Grapes continue to move slowly. Shoots are 3 to 6 inches long with two to four leaves out and flower clusters are visible. Winter injured areas in Concord and Niagara vineyards are easy to see with little new growth visible. As the grape flower clusters are exposed, protect from phomopsis, powdery mildew and black rot. These diseases overwinter on the canes and infect new green tissue as it is exposed.

Blueberries are just beginning to bloom in some fields and almost 50% of the flowers are open in other fields. We see winter injury in a few places—poor growth on some canes in the tops of the bushes as well as poor growth in the lower half of the bush. In general, the overall health of the bushes and number of flower buds looks good and we should have a heavy bloom over the next two weeks.

As wet as the spring has been, protect shoots and green fruit from anthracnose infections. Generally, we focus on mummy berry shoot strikes before bloom and then mummy berry fruit infections during bloom, and at the end of bloom we switch the disease focus to anthracnose fruit rots. The warm rains last week and forecast this week are good anthracnose infection conditions. In wet years, we often have blossom blights and shoot blights, which are generally from anthracnose or phomopsis. Select fungicides that are effective against both mummy berry phomopsis and anthracnose (see “Protect against blossom blights in blueberries”).

During bloom, be aware of bees when you spray. Avoid spraying in the middle of the day when bees are actively foraging and pollinating blueberries. Some growers will use gibberellic acid sprays to increase fruit set in blueberries. Cranberry fruitworm and cherry fruitworm will be flying soon.

Strawberry blooms
Bloom strawberries were not injured by cold Tuesday morning. Note the small strawberries that were set last week below and among the flowers. Photo by Mark Longstroth, Michigan State University Extension.

Strawberries are blooming. The primaries have been pollinated in many fields. There has been no frost or freeze injury this spring. Once the flower buds have emerged, they can be damaged by temperatures below 29 F. Remember, it is much colder close to the ground where the strawberry flowers are (see “Using sprinklers to protect plants from spring freezes”).

Bramble shoot growth is underway and flower clusters are visible in the growing shoots. Monitor for leafrollers and raspberry sawfly.

Cranberry fields are still not greening up and there is little bud movement. We need warmer weather for cranberries to take off.

Upcoming meetings

Our next Monday fruit IPM meetings will be June 3 at 5 p.m. at Fruit Acres Farms, 2559 Friday Rd, Coloma, MI 49038. These meetings are free and open to all. We review the current conditions in fruit crops and discuss pest control options with growers. Two Michigan RUP applicator recertification credits are available at these meetings.

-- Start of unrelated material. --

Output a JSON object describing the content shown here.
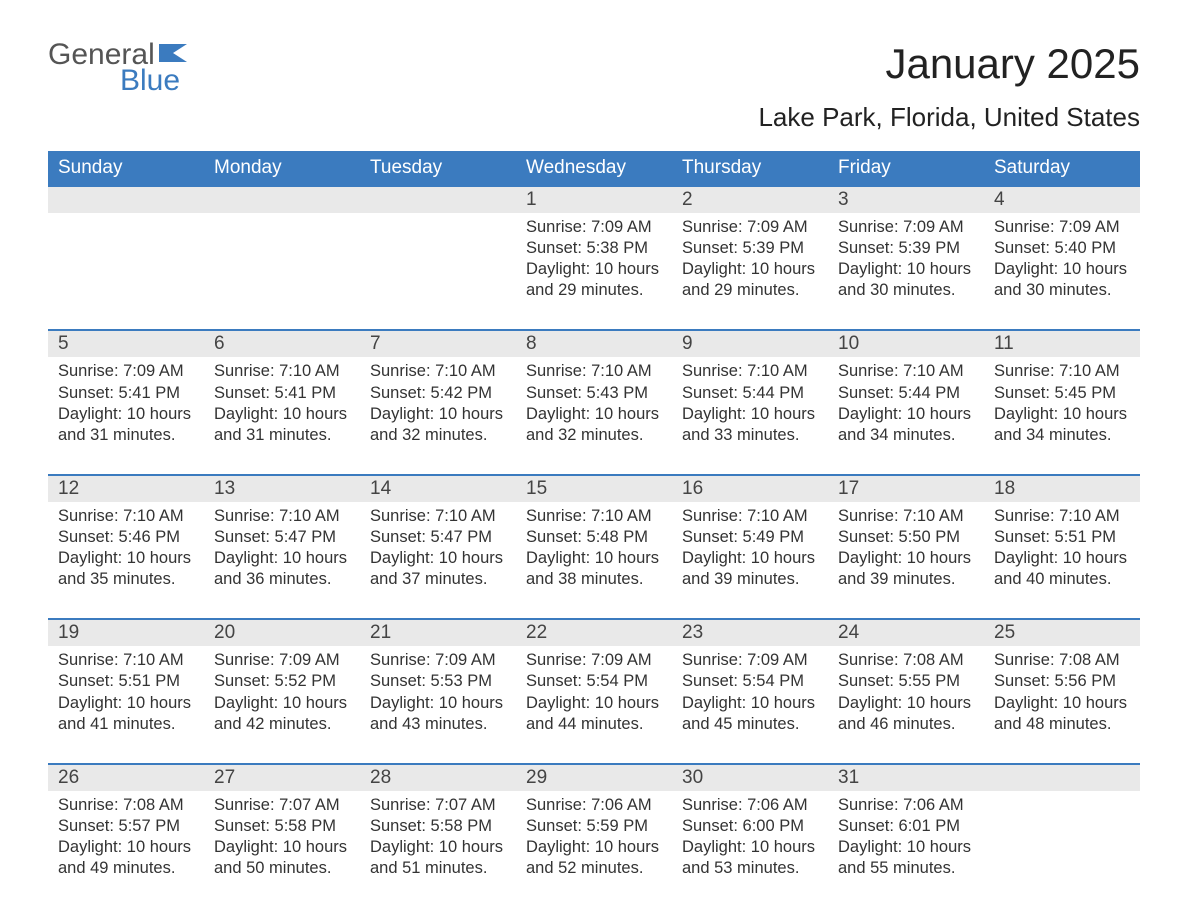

A Blueberry Pollination Meeting is planned for Thursday, May 23, at the Trevor Nichols Research Center in Fennville, Michigan, from noon to 4 p.m.. The meeting is free but please register for an accurate lunch count.

Viticulture Day will be June 13 at the Southwest Michigan Research and Extension Center near Benton Harbor, Michigan. This event is organized by the Michigan Grape Society and hosted by Michigan State University’s very own Paolo Sabbatini.